The Colombian peso has been struggling in recent weeks to stay below $4,000 to the U.S dollar, despite rising commodity prices and tightening of interest rates. Like other currencies in the Andean region, economic uncertainty culminated in the election of left-wing candidates in Chile and Peru. In Colombia, with just five months to go before the Presidential elections on May 29, the political roadmap remains one of half-baked coalitions and no clear front runners, expect for the left-wing candidate Gustavo Petro who maintains a steady 24% in voting intention.

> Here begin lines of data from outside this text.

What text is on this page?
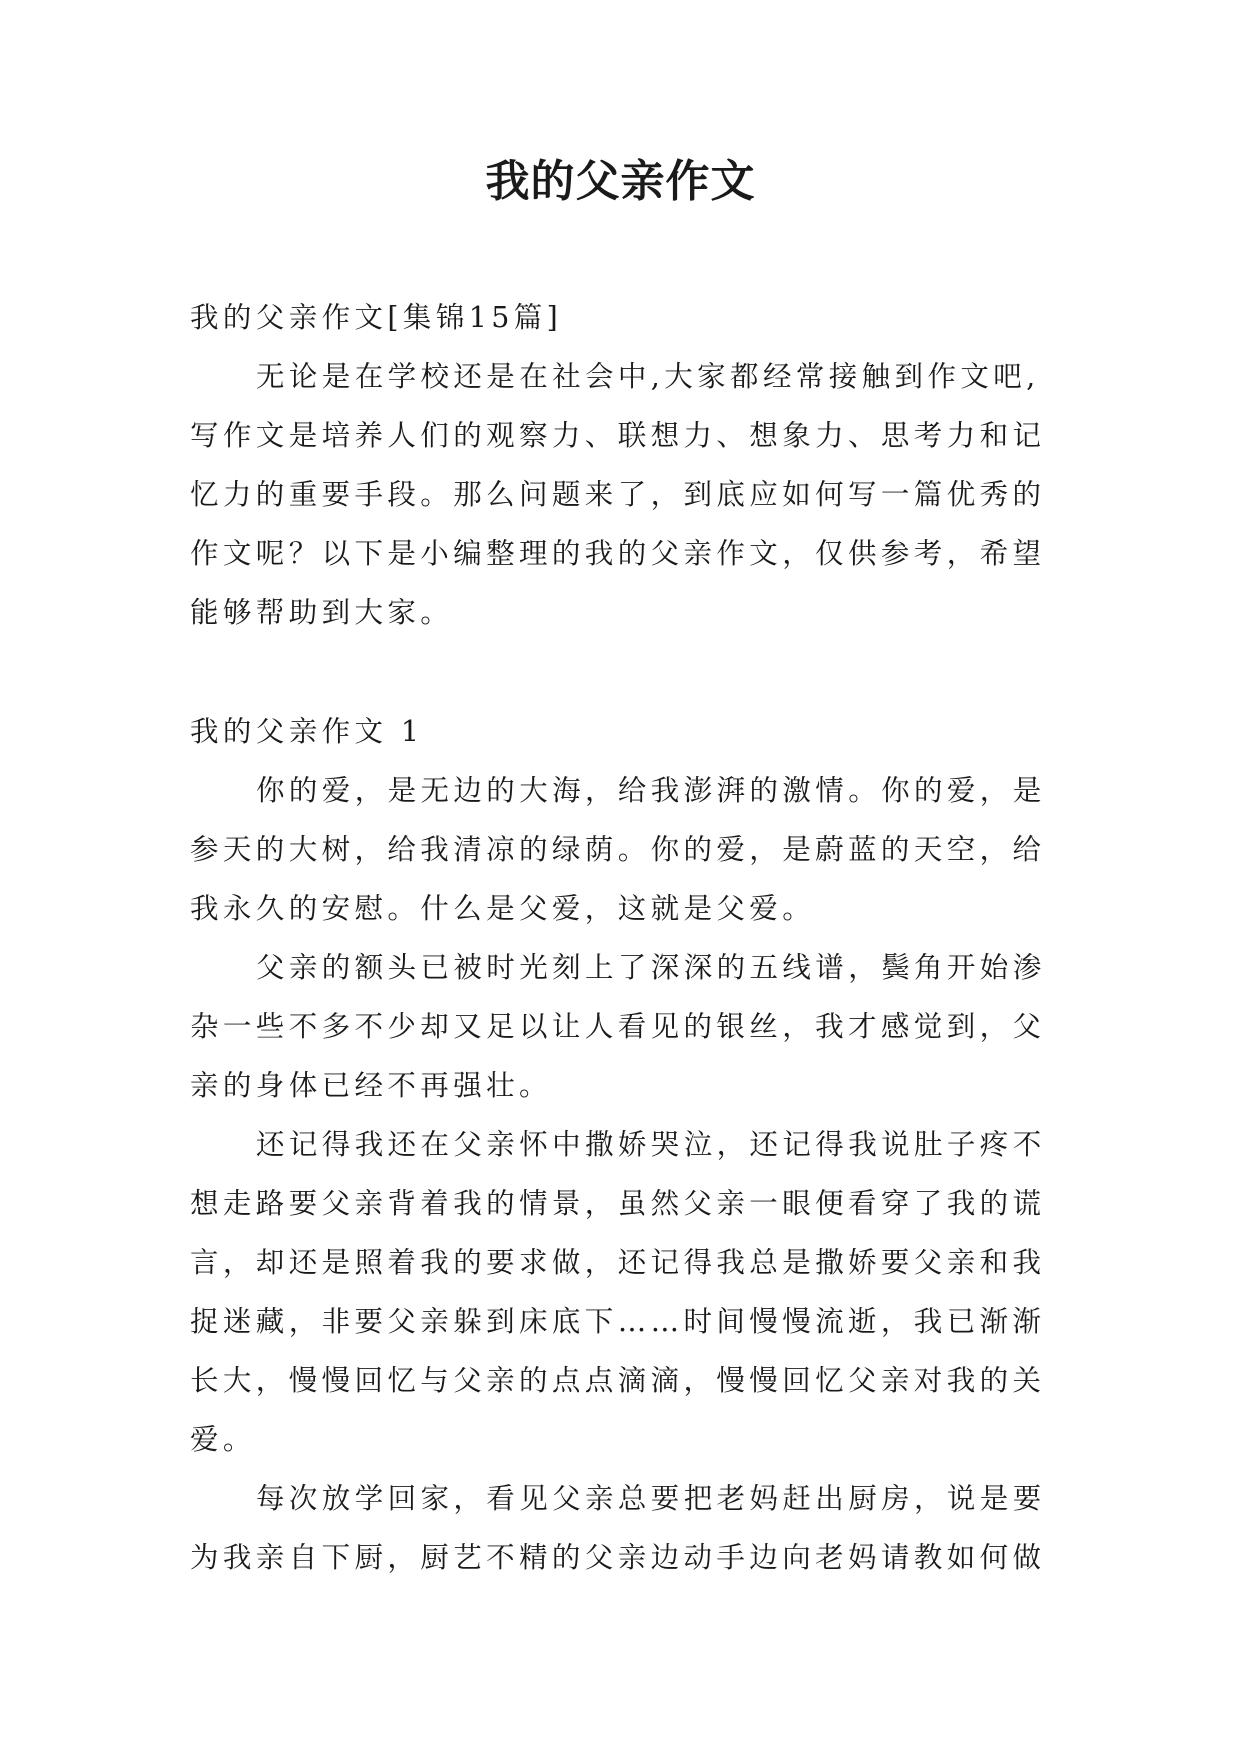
我的父亲作文

我的父亲作文[集锦15篇]

无论是在学校还是在社会中,大家都经常接触到作文吧,

写作文是培养人们的观察力、联想力、想象力、思考力和记

忆力的重要手段。那么问题来了，到底应如何写一篇优秀的

作文呢？以下是小编整理的我的父亲作文，仅供参考，希望

能够帮助到大家。

我的父亲作文 1

你的爱，是无边的大海，给我澎湃的激情。你的爱，是

参天的大树，给我清凉的绿荫。你的爱，是蔚蓝的天空，给

我永久的安慰。什么是父爱，这就是父爱。

父亲的额头已被时光刻上了深深的五线谱，鬓角开始渗

杂一些不多不少却又足以让人看见的银丝，我才感觉到，父

亲的身体已经不再强壮。

还记得我还在父亲怀中撒娇哭泣，还记得我说肚子疼不

想走路要父亲背着我的情景，虽然父亲一眼便看穿了我的谎

言，却还是照着我的要求做，还记得我总是撒娇要父亲和我

捉迷藏，非要父亲躲到床底下……时间慢慢流逝，我已渐渐

长大，慢慢回忆与父亲的点点滴滴，慢慢回忆父亲对我的关

爱。

每次放学回家，看见父亲总要把老妈赶出厨房，说是要

为我亲自下厨，厨艺不精的父亲边动手边向老妈请教如何做
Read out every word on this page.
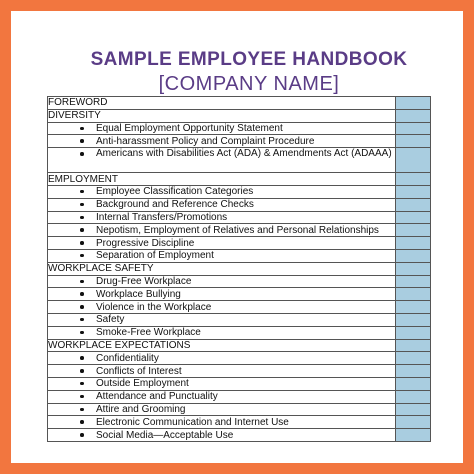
SAMPLE EMPLOYEE HANDBOOK
[COMPANY NAME]
FOREWORD	
DIVERSITY	

Equal Employment Opportunity Statement	

Anti-harassment Policy and Complaint Procedure	

Americans with Disabilities Act (ADA) & Amendments Act (ADAAA)	
EMPLOYMENT	

Employee Classification Categories	

Background and Reference Checks	

Internal Transfers/Promotions	

Nepotism, Employment of Relatives and Personal Relationships	

Progressive Discipline	

Separation of Employment	
WORKPLACE SAFETY	

Drug-Free Workplace	

Workplace Bullying	

Violence in the Workplace	

Safety	

Smoke-Free Workplace	
WORKPLACE EXPECTATIONS	

Confidentiality	

Conflicts of Interest	

Outside Employment	

Attendance and Punctuality	

Attire and Grooming	

Electronic Communication and Internet Use	

Social Media—Acceptable Use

The deepening crisis in Ukraine with some 100,000 Russian troops amassed along the border, as well as the recent announcement by the Biden administration to escalate U.S military presence in the region with possible deployment of thousands of combat-ready troops has rattled Wall Street and stoked fears that a NATO-Russia showdown would send oil and gas prices soaring.
As investors dump equities and tech for safe havens in commodities, emerging markets are bearing the brunt of global volatility, and Colombia is no exception despite GDP growth for this year expected to out-perform regional players.
With supply-chains disrupted by Omicron, vaccine mandates for truckers and an energy crisis looming in Europe, uncapped inflation is also gouging away at confidence in international monetary policy, ahead of the first meeting for the year of the U.S Federal Reserve. As the FED mulls a rate hike to fight inflation, and one of many predicted this year, the IMF cut its 2022 forecast for global growth to 4.4%, more than one percentage point lower than the OECD’s benchmark of 5.5% for Colombia.
Even though a strong peso has been good for key agricultural exports – flowers, coffee, avocado – inflation shows no sign of dropping below 4.4% this year, and number less than DANE’s (Department of National Statistics), 6.7% inflation target that will affect the household incomes of the country’s most poor.